Elle se tourna vers le public :
- Je vous remercie de vos applaudissements et maintenant je vais vous proposer un jeu que nous pratiquons chez nous et qui s’appelle le jeu des braves. Celui qui veut prouver son courage se place au même endroit que Gudrun mais avec une pomme ou un autre fruit sur la tête que je dois transpercer avec une flèche. Je ne rate quasiment jamais une cible fixe à cette distance. Il faut déjà être courageux pour tenter le défi mais il faut encore plus de bravoure pour éviter de bouger pendant que je vise car le mouvement pourrait me faire rater la pomme et....
Elle resta silencieuse mais tout monde imagina la suite .
Puis elle se tourna vers l’assemblée pour constater qu’aucun volontaire ne s’était manifesté ce qui lui permit de s’adresser à Garcia :
- Tu t’es vanté toute la soirée alors je crois que le moment est venu de prouver ta bravoure !
Celui-ci était tétanisé, ne répondait pas et faisait semblant de regarder ses chaussures.
Mais la walkyrie ne le lâchait pas. Elle s’approcha de lui, lui prit le menton pour bien le regarder dans les yeux puis se recula sur l’aire de tir et lui dit :
- Je t’attends
Mais il avait tourné le dos et se dirigeait penaud vers les toilettes. Un murmure de réprobation parcourut l’assemblée et Brunnehilde rangeait son arme quand elle entendit la petite voix féminine de la femme de Garcia:
- Moi je relève le défi !
La walkyrie lui répliqua vivement :
- Les femmes n’ont pas besoin de prouver leur courage
Mais elle répondit :
- Mais moi je veux sauver l’honneur de ma famille.
La walkyrie se rapprocha de ce petit bout de femme toute mignonne qui devait mesurer 1,60 m avec de grands yeux marrons.
Elle se pencha vers lui pour lui parler à l’oreille :
- N’ai pas peur, choisis en grosse pomme, mets-toi calmement en place et respire profondément. Quand tu seras prête, fais-moi un signe du pouce et tout se passera bien.
Brunnehilde se sentit envahie d’admiration pour elle mais également d’un nouveau sentiment qu’elle découvrait depuis le début de son voyage avec Maurice, cette pulsion qui la poussait quelquefois vers les autres pour les aider et que l’on pourrait qualifier de bienveillance .
Estela se dirigea calmement vers la table, choisit une pomme, rejoignit sa place dans la cour sous le projecteur et posa le fruit sur le crâne.
La walkyrie attendit avec anxiété qu’elle lève le pouce car bien des candidats s’étaient dégonflés au moment de déclencher le tir .
Mais elle la regarda droit dans les yeux et leva le pouce sans hésiter.
La scène de cette femme au fond d’une cour de ferme avec une pomme sur le crâne éclairée par un projecteur et visée par une archère était irréelle et explique sans doute la raison pour laquelle personne n’avait réagi pour dissuader Estela puisque chacun croyait rêver.
Brunnehilde décocha sa flèche et traversa la pomme.

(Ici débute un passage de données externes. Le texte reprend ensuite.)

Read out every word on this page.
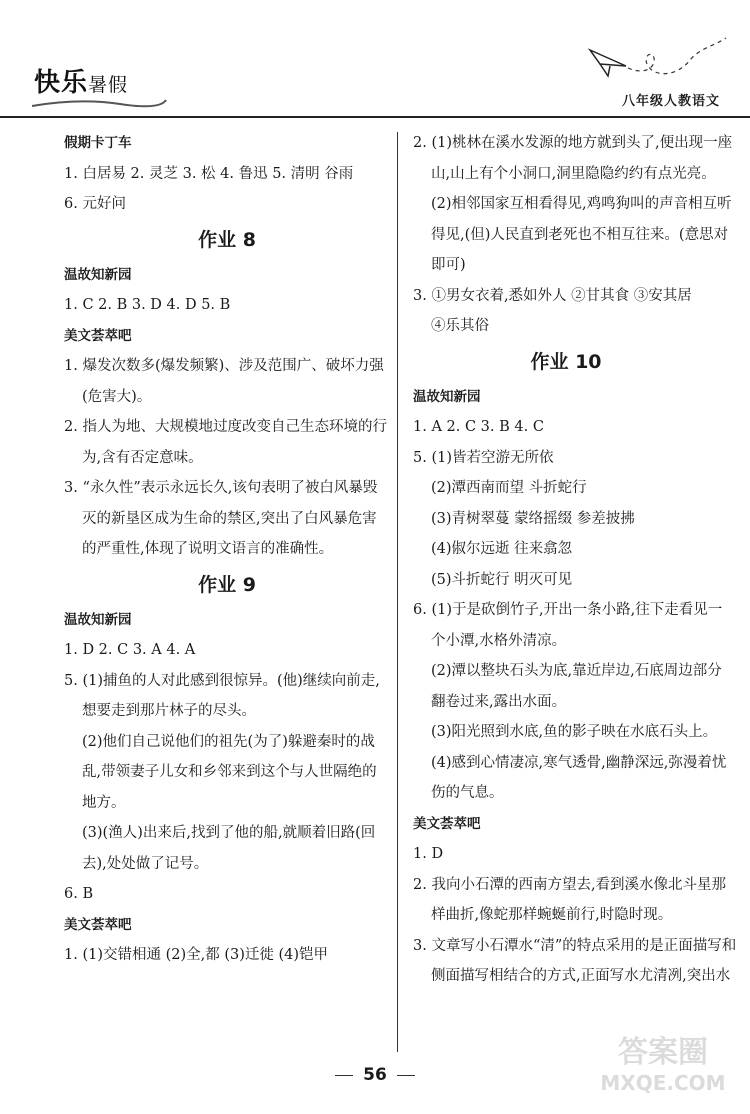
快乐暑假
八年级人教语文
假期卡丁车
1. 白居易 2. 灵芝 3. 松 4. 鲁迅 5. 清明 谷雨
6. 元好问
作业 8
温故知新园
1. C 2. B 3. D 4. D 5. B
美文荟萃吧
1. 爆发次数多(爆发频繁)、涉及范围广、破坏力强
(危害大)。
2. 指人为地、大规模地过度改变自己生态环境的行
为,含有否定意味。
3. “永久性”表示永远长久,该句表明了被白风暴毁
灭的新垦区成为生命的禁区,突出了白风暴危害
的严重性,体现了说明文语言的准确性。
作业 9
温故知新园
1. D 2. C 3. A 4. A
5. (1)捕鱼的人对此感到很惊异。(他)继续向前走,
想要走到那片林子的尽头。
(2)他们自己说他们的祖先(为了)躲避秦时的战
乱,带领妻子儿女和乡邻来到这个与人世隔绝的
地方。
(3)(渔人)出来后,找到了他的船,就顺着旧路(回
去),处处做了记号。
6. B
美文荟萃吧
1. (1)交错相通 (2)全,都 (3)迁徙 (4)铠甲
2. (1)桃林在溪水发源的地方就到头了,便出现一座
山,山上有个小洞口,洞里隐隐约约有点光亮。
(2)相邻国家互相看得见,鸡鸣狗叫的声音相互听
得见,(但)人民直到老死也不相互往来。(意思对
即可)
3. ①男女衣着,悉如外人 ②甘其食 ③安其居
④乐其俗
作业 10
温故知新园
1. A 2. C 3. B 4. C
5. (1)皆若空游无所依
(2)潭西南而望 斗折蛇行
(3)青树翠蔓 蒙络摇缀 参差披拂
(4)俶尔远逝 往来翕忽
(5)斗折蛇行 明灭可见
6. (1)于是砍倒竹子,开出一条小路,往下走看见一
个小潭,水格外清凉。
(2)潭以整块石头为底,靠近岸边,石底周边部分
翻卷过来,露出水面。
(3)阳光照到水底,鱼的影子映在水底石头上。
(4)感到心情凄凉,寒气透骨,幽静深远,弥漫着忧
伤的气息。
美文荟萃吧
1. D
2. 我向小石潭的西南方望去,看到溪水像北斗星那
样曲折,像蛇那样蜿蜒前行,时隐时现。
3. 文章写小石潭水“清”的特点采用的是正面描写和
侧面描写相结合的方式,正面写水尤清冽,突出水
56
答案圈
MXQE.COM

Cependant au lieu de ranger professionnellement son arc comme d’habitude elle se précipita vers Estela pour l’embrasser. Les invités se levèrent pour l’applaudir et cette femme humiliée par son mari au cours de la soirée regagna sa place comme une reine sous les regards admiratifs de toute sa famille et tout particulièrement celui de Manuel qui en avait les larmes aux yeux.
C’était la fin du repas et les walkyries prient congés de l’assistance en s’excusant auprès de Manuel de cet incident mais à leur grande surprise il les embrassa chaleureusement en les remerciant d’avoir corrigé son insupportable gendre et d’avoir redonné sa place à sa fille.
Avant de partir, elles indiquèrent qu’elles s’absenteraient le lendemain pour les laisser entre eux et pour visiter Burgos pendant que Maurice se reposerait. Estela proposa de les accompagner, ce qu’elles acceptèrent avec joie.